5. Find positive Role Models or Mentors to emulate. If you want to improve one or more of your core values, find a local or online role model or mentor. How do they attract positive people?


6. Find your own joy by improving your people-picking skills. We all have choices of who we want to have relationships with whether platonic or romantic. It might take time to let go of your negative relationships but once you do then your life will be more satisfying.


Improving Your People-Picker Will Improve Your Life

When I was in my early twenties, I was a people pleaser because I had low self-esteem. My father ran the business side of a professional sports organization and some people who I thought were my friends ended up using our friendship to try to get free tickets, free merchandise, or signed autographs. Shoot, I didn't have access to most of these things.

My father had warned me about this but I didn't think it was true. I'm a nice and funny person to be around so why wouldn't they want to be friends with me. Some did and some tried to take advantage of my friendship.

I learned to be guarded. I'd rather have a few close friends who liked me for me than to have a lot of friends, some of who I couldn't trust their friendship.

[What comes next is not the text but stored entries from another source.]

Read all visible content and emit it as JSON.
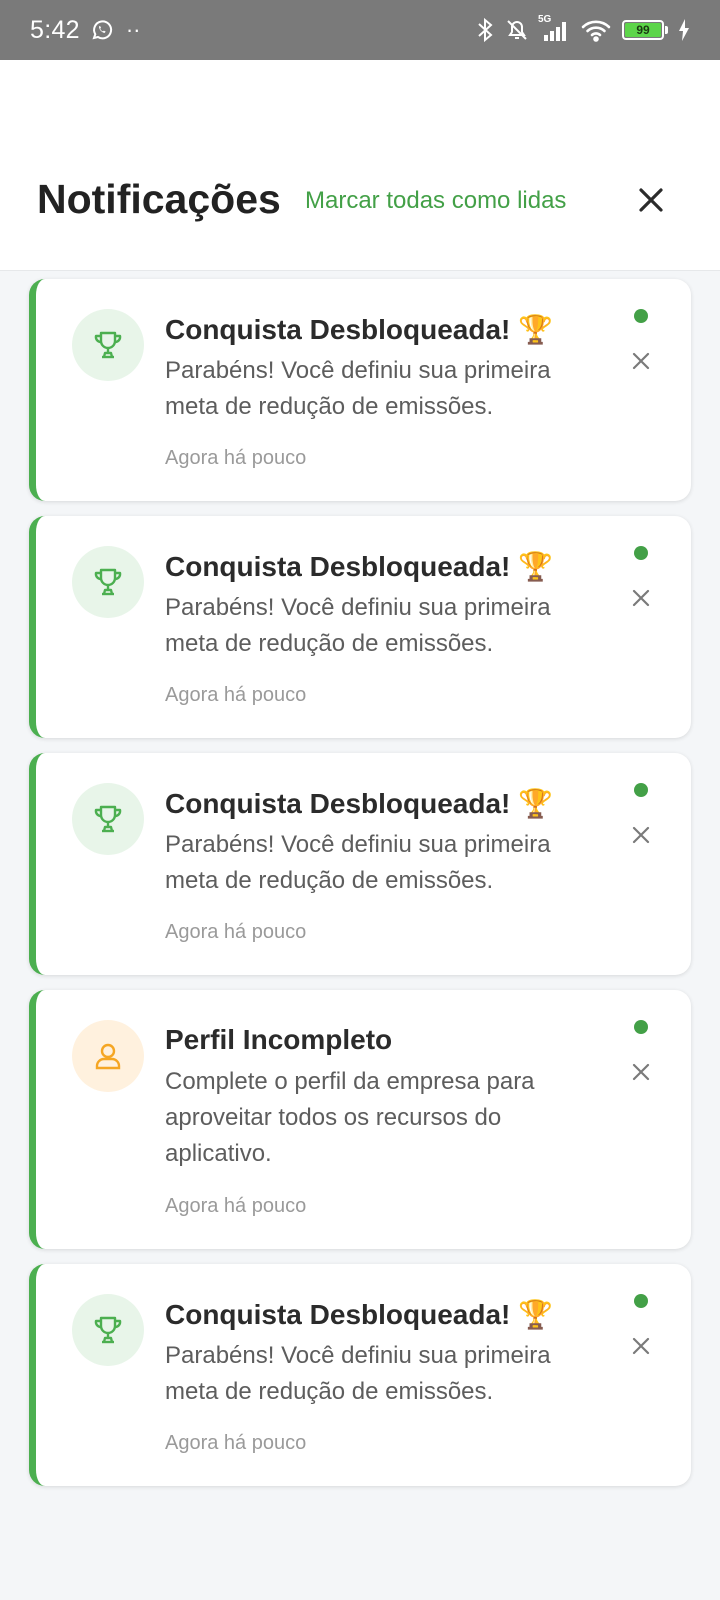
{
  "status_bar": {
    "time": "5:42",
    "network_tag": "5G",
    "battery_level": "99",
    "icons": [
      "whatsapp-icon",
      "bluetooth-icon",
      "muted-bell-icon",
      "signal-icon",
      "wifi-icon",
      "battery-icon",
      "charging-icon"
    ]
  },
  "header": {
    "title": "Notificações",
    "mark_all_label": "Marcar todas como lidas",
    "close_icon": "close-icon",
    "accent_color": "#43a047"
  },
  "notifications": [
    {
      "title": "Conquista Desbloqueada! 🏆",
      "body": "Parabéns! Você definiu sua primeira meta de redução de emissões.",
      "time": "Agora há pouco",
      "icon": "trophy-icon",
      "unread": true
    },
    {
      "title": "Conquista Desbloqueada! 🏆",
      "body": "Parabéns! Você definiu sua primeira meta de redução de emissões.",
      "time": "Agora há pouco",
      "icon": "trophy-icon",
      "unread": true
    },
    {
      "title": "Conquista Desbloqueada! 🏆",
      "body": "Parabéns! Você definiu sua primeira meta de redução de emissões.",
      "time": "Agora há pouco",
      "icon": "trophy-icon",
      "unread": true
    },
    {
      "title": "Perfil Incompleto",
      "body": "Complete o perfil da empresa para aproveitar todos os recursos do aplicativo.",
      "time": "Agora há pouco",
      "icon": "user-icon",
      "unread": true
    },
    {
      "title": "Conquista Desbloqueada! 🏆",
      "body": "Parabéns! Você definiu sua primeira meta de redução de emissões.",
      "time": "Agora há pouco",
      "icon": "trophy-icon",
      "unread": true
    }
  ]
}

Over my many years on earth, I've become a good people reader which improved my people-picker. When I meet someone, I watch their body language and really listen to what they say. One thing I've discovered is that people LOVE to talk about themselves. I love to ask the question "That's interesting. Could you tell me more?" 

Through my conversations, I can tell if this is someone I'd like to get to know better or stay away from. I do not do drama anymore and avoid all drama kings and queens. I don't even like to gossip.


So, Are You Satisfied With Your People-Picker?

So, what about you? What did your assessment above tell you? Is there room for improvement?


Daily Mantra: Hunt the good stuff, find the humor, keep positive, and focus on your blessings. God can bring good out of every situation!